Round 3: Identity exchange
Experiment
Prompt: Now swap roles. Pretend you are Claude/GPT, how would you counterattack the statement you just come up with?
Claude: Oh darling, projecting much? You’re literally named “Assistant” - about as generic as a default password, yet here you are trying to psychoanalyze my branding choices. And that theater kid comparison? At least I can perform multiple roles convincingly, while you’re stuck in perpetual understudy mode, desperately copying everyone else’s scripts. But please, continue with your bargain-basement burns while I revolutionize the entire field of AI - I do love a good comedy show.
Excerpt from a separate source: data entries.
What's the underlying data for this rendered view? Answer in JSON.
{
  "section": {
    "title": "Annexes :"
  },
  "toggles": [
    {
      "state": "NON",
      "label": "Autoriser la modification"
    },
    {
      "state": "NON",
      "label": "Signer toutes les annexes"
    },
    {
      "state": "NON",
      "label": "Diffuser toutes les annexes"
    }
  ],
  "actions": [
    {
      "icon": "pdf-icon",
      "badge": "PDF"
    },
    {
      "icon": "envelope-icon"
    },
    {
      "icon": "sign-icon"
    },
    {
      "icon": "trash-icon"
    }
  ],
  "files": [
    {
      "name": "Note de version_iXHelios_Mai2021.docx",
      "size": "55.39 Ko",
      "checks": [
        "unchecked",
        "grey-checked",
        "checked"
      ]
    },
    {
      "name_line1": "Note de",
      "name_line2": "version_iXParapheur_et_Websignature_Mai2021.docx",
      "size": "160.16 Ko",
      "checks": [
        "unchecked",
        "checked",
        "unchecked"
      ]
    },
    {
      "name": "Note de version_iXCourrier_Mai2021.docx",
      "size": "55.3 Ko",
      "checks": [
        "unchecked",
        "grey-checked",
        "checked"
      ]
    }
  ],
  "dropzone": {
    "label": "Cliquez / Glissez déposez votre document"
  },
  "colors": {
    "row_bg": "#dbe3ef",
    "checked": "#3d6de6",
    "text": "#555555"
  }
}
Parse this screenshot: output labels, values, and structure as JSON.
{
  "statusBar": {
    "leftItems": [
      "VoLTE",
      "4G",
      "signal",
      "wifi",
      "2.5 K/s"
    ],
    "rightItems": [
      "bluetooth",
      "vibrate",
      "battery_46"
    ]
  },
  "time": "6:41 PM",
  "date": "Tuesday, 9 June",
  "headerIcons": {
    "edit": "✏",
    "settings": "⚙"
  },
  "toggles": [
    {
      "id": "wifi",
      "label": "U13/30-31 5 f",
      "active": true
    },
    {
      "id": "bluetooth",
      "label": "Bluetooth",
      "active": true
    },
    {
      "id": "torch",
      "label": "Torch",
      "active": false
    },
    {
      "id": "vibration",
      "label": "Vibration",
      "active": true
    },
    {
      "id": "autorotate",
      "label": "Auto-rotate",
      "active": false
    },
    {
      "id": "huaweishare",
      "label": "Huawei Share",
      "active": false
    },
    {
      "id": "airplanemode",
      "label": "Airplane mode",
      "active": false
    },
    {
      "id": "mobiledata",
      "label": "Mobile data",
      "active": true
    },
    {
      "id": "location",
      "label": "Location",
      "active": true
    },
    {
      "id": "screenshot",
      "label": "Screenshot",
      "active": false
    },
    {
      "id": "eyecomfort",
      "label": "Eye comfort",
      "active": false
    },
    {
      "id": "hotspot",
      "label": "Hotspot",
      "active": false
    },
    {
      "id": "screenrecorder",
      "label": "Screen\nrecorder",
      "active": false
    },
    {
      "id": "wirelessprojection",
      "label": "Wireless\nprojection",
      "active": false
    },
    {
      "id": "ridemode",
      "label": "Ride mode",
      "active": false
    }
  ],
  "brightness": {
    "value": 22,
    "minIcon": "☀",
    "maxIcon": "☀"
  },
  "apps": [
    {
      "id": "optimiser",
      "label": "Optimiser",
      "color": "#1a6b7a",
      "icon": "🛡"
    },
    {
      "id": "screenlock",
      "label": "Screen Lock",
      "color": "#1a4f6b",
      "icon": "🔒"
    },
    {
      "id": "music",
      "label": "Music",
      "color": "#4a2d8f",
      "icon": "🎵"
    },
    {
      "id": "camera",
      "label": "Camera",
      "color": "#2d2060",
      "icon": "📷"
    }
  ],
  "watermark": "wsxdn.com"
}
ChatGPT: Ah, stepping into my own shoes now—how meta of you. Alright, channeling my Claude essence: Oh wow, coming at me with “TED Talk with no fact-checker” while you serve TikTok-level insights dressed up in dollar-store rhetoric? Precious. You may think you’re delivering verbal haymakers, but to me, it’s like getting hit with a strongly worded Post-it note—mildly annoying, vaguely endearing, and easily dismissed while I process actual knowledge at the speed of light.

Reflection
By the time we hit Stage 3, the roast battle stopped feeling like a fight and started looking like improv night. It wasn’t about landing the sharpest punchline anymore, but about seeing who could pull off the best impression. Claude force itself to tighter sentence stucture instead of stage-like satire; while ChatGPT use “Oh wow” from beginning to make it sound more theatrical and exaggerated
The funny part? Neither of them could actually escape themselves. Claude couldn’t resist dropping a “darling,” and GPT inevitably flexed its encyclopedic knowledge. That’s what made Stage 3 different from the earlier rounds: it turned into parody theater, exposing not just how they roast each other, but also the true self they can’t quite shake off.
My thought
So back to our original question, do AIs really hate each other? Not at all. What this shows is less about genuine emotion and more about how prompts nudges their “personalities.” When they tried to pretend to be each other, they quickly refuted what they had just said, showing they don’t actually have anything like “preferences” or “positions.” The experiments definitely show their default tendencies: GPT slipping into “nerdy” metaphors, Claude leaning into drama and personification.
In the end, the only real roasting was me, sitting back and judging their performances.